Света так разволновалась, что Грета забеспокоилась, и не зря…

Брита всю ночь изображала присутствие Греты в ее комнате, не забывая иногда и о своей спальне. Около трех часов ночи инфомодусы голосовым сообщением оповестили всех о том, что неполадки инфосети устранены. Это сообщение и разбудило Бриту, нечаянно заснувшую на полу в дверях своей комнаты. Спросонья она мало что понимала, но отсутствие Греты и поздний час отметила. Прослушав сообщение несколько раз, она переключила режимы и стала просматривать ленту происшествий, замирая от страха, что найдет там сообщение о Грете. Но все обошлось – на ленте ничего не было, однако она по-прежнему не представала, что должно было такого случиться, чтобы Грета не смогла вернуться в цилиндр. Самые страшные предположения Брита отмела почти сразу. Если бы Грету или Светку обнаружили – лента бы уже кричала об этом – значит не то. Если предположить, что со Светкой что-то случилось, а Грета настолько разволновалась, что… – нет, бред…Грета разволновалась?..хм… – Брита отбросила и эту мысль, – Ну, почему надо было снимать средство связи!? Ну, правильно. Конечно, тем более, что вне цилиндра их хитрые устройства работали с большими перебоями, а уж на таком расстоянии…Но вдруг бы…Может, она не может выйти из укрытия? Слежка? Работы? Нет, все равно бы что-то придумала… – Брита терялась в догадках, постоянно переходя из одной комнаты в другую и, боясь не перепутать, когда нужно сопеть, храпеть и шаркать ногами, а когда неслышно-невидно передвигаться.

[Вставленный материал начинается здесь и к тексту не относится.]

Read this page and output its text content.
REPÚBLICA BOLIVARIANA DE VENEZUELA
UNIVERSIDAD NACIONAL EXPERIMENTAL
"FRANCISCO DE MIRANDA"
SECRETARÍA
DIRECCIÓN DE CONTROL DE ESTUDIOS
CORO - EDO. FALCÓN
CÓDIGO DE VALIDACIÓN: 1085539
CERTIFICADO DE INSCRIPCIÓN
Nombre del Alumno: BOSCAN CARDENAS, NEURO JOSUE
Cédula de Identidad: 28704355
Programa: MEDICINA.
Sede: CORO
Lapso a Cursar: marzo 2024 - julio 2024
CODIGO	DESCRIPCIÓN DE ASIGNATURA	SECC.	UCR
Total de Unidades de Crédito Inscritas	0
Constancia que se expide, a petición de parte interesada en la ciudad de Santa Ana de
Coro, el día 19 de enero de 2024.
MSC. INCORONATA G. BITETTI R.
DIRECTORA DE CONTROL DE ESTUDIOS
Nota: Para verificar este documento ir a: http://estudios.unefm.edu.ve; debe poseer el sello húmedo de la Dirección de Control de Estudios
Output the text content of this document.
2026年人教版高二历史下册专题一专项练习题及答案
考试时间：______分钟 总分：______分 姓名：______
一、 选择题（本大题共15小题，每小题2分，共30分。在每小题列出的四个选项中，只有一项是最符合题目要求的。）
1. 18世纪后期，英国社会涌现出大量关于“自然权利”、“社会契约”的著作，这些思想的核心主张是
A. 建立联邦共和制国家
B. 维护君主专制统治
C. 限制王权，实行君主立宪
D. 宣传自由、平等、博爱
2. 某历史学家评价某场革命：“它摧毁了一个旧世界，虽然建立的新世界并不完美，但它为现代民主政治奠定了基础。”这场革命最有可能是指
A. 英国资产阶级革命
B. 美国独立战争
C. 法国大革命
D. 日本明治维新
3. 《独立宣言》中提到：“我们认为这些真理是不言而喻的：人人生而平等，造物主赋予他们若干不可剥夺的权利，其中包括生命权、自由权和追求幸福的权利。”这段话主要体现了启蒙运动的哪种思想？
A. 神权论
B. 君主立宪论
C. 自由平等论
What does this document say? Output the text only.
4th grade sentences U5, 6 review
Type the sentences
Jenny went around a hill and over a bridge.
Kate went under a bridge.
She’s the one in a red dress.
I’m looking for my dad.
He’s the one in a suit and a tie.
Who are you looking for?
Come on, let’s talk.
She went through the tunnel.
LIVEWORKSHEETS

К шести утра Брита абсолютно выбилась из сил от постоянного напряжения и неизвестности. Хуже всего было то, что в семь часов официально начинался день и в любой момент их могли призвать к модусу… Брита лихорадочно придумывала, как можно скрыть отсутствие Греты, пробегая глазами инфоленту. Её внимание привлекло сообщение о сбое в системе защиты лабораторных блоков в том цилиндре, где они занимались научной деятельности до посвящения в кураторы. Внимание привлекло не столько само сообщение, а странное несоответствие времени происшествия и времени окончания грозы – по всему выходило, что сбой произошел уже после того как не только гроза закончилась, но и неполадки были устранены.

Брита все еще терялась в догадках относительно причин такого случая, как вдруг даже не услышала, а каким-то неизвестным ей способом почувствовала, что вернулась Грета. Дрожа от волнения и боясь ошибиться, Брита спокойно вышла из комнаты и направилась к Грете. Грета действительно вернулась, она была вымокшей и еле плелась по направлению к ванной. Рюкзака при ней не было.

Когда она повернулась к Брите, та чуть не ахнула – на Грете не то, что лица не было, нет, глаза ее были полны какой-то тихой радостью, но вот огромные черные круги, за одной ночь осунувшееся лицо и жуткая, бледность, которая проглядывала через разводы пыли и какой-то липкой грязи на ее лице…

Сердце Бриты закатилось куда-то так далеко, что она даже дышать перестала – у Греты всегда с собой были немалые запасы антисептической и антибактериальной жидкости, с которой она не расставалась никогда, она была чистюлей, а тут такое…

Грета, несмотря на нечеловеческую усталость, которая читалась в ее жестах и сгорбленной фигуре, вдруг достаточно громко сказала:

– Брита, хорошо, что зашла – всю ночь я промучилась. Что-то с желудком, так и не уснула до утра… Попробую принять ванную и посплю, может. – Предательски заплетался язык и хрипел голос.

Брита включилась с трехсекундной задержкой.

‑ Да, я слышала, что ты бродила как приведение с трех ночи. И мне спать не дала. Я тоже теперь отдохнуть хочу – так что рассчитывай только на себя.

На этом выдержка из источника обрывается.